Avedon voava de primeira classe e seus assistentes iam de classe econômica. Um assistente disse a Gefter: “Dick levava uma enorme lata de caviar Petrossian para o voo e, em algum momento, trazia metade da lata com blinis para nós e dizia: ‘Não consigo comer mais, façam bom proveito’”.

Às vezes, era magnânimo, adorava um gesto grandioso. Nas longas viagens de carro com sua equipe, gostava de sentar no banco de trás e ler livros em voz alta. Mas muitas vezes também ficava ausente. Não tinha proximidade com o filho. Mais tarde, quando teve um amante mais sério, não reconheceu publicamente o relacionamento, nem mesmo quando seus amigos da alta sociedade começaram, um por um, a sair do armário.

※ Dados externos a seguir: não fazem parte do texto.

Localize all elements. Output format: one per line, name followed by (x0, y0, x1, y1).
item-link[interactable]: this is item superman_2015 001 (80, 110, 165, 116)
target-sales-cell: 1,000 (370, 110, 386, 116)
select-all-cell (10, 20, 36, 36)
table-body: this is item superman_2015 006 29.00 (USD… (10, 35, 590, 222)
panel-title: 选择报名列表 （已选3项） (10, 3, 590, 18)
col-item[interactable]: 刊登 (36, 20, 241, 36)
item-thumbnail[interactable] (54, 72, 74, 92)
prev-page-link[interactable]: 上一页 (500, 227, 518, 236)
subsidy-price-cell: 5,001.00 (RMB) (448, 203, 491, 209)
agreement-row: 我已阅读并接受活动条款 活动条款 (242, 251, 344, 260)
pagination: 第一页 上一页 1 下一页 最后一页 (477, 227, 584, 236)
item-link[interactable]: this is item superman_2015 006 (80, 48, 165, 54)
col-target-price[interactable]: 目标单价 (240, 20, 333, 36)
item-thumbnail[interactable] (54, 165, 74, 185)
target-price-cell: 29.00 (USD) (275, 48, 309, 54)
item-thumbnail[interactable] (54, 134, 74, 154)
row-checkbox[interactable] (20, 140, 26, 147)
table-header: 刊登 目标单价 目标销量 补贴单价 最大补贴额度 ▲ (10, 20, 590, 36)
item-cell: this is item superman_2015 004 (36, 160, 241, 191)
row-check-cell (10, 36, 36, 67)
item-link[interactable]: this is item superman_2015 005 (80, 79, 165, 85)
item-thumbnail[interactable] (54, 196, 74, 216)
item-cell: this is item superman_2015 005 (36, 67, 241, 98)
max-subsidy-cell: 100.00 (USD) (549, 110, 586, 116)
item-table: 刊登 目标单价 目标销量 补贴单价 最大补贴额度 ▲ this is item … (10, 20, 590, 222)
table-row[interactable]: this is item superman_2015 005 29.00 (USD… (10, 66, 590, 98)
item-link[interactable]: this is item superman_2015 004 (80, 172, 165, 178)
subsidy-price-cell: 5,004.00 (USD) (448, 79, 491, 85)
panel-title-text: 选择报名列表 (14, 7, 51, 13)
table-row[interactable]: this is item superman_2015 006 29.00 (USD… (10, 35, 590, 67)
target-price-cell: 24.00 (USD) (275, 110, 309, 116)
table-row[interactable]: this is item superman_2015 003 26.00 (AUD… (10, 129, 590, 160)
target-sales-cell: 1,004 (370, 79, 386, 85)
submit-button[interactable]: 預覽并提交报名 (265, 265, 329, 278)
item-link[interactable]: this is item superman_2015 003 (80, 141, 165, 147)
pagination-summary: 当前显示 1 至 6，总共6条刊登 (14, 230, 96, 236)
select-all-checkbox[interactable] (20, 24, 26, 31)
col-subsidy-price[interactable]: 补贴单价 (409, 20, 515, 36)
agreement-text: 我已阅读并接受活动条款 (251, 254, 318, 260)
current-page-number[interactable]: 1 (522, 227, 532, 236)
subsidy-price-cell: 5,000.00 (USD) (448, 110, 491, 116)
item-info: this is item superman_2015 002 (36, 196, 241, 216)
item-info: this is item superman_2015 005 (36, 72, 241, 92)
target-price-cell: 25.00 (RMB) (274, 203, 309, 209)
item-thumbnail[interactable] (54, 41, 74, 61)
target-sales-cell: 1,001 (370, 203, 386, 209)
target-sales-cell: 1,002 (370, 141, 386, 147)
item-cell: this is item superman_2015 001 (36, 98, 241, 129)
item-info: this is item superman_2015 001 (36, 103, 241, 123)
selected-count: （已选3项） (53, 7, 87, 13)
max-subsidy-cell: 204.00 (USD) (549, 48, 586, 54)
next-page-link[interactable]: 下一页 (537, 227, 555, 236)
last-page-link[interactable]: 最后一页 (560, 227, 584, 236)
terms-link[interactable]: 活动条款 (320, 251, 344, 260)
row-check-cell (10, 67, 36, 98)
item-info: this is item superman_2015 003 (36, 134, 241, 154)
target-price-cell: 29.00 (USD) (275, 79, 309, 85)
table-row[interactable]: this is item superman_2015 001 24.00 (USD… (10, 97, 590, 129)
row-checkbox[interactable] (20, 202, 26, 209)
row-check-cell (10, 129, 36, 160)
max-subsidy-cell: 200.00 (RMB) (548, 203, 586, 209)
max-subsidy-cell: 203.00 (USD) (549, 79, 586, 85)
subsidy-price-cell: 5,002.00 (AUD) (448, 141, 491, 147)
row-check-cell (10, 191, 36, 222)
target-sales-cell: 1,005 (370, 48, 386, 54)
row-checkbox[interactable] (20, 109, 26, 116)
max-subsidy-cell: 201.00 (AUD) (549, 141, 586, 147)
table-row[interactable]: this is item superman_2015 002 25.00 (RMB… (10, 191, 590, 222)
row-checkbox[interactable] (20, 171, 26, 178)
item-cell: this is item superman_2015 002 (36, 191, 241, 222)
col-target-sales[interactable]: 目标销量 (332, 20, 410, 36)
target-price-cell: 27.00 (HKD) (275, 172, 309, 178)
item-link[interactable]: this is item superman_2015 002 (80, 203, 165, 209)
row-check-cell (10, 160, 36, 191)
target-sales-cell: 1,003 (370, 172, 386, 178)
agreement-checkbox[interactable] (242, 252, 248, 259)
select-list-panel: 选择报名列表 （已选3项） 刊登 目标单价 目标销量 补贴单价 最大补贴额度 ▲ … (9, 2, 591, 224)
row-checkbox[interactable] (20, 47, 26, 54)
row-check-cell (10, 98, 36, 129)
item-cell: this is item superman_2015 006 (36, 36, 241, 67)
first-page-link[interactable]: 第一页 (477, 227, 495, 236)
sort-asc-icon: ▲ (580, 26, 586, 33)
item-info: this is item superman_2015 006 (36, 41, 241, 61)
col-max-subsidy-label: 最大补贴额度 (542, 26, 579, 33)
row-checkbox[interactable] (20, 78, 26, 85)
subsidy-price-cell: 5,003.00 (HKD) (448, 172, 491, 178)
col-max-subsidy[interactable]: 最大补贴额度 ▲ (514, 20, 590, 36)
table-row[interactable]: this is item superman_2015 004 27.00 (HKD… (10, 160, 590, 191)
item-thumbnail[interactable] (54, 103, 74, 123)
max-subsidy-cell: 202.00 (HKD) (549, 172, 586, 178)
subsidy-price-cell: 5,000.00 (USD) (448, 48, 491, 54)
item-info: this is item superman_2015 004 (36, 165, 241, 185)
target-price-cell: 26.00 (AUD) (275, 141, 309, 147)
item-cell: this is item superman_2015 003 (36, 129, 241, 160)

Gefter, cujos livros anteriores incluem Wagstaff: Before and After Mapplethorpe e que foi editor do New York Times por quinze anos (o Times é um lugar bem grande e eu nunca cheguei a conhecê-lo), detalha o antagonismo de longa data entre Avedon e John Szarkowski, o diretor de fotografia do Museu de Arte Moderna. Fizeram-se críticas boas e ruins às mostras suntuosamente montadas do trabalho de Avedon no Metropolitan Museum of Art, na galeria Marlborough e em outros lugares - e ele recebia as críticas com severidade.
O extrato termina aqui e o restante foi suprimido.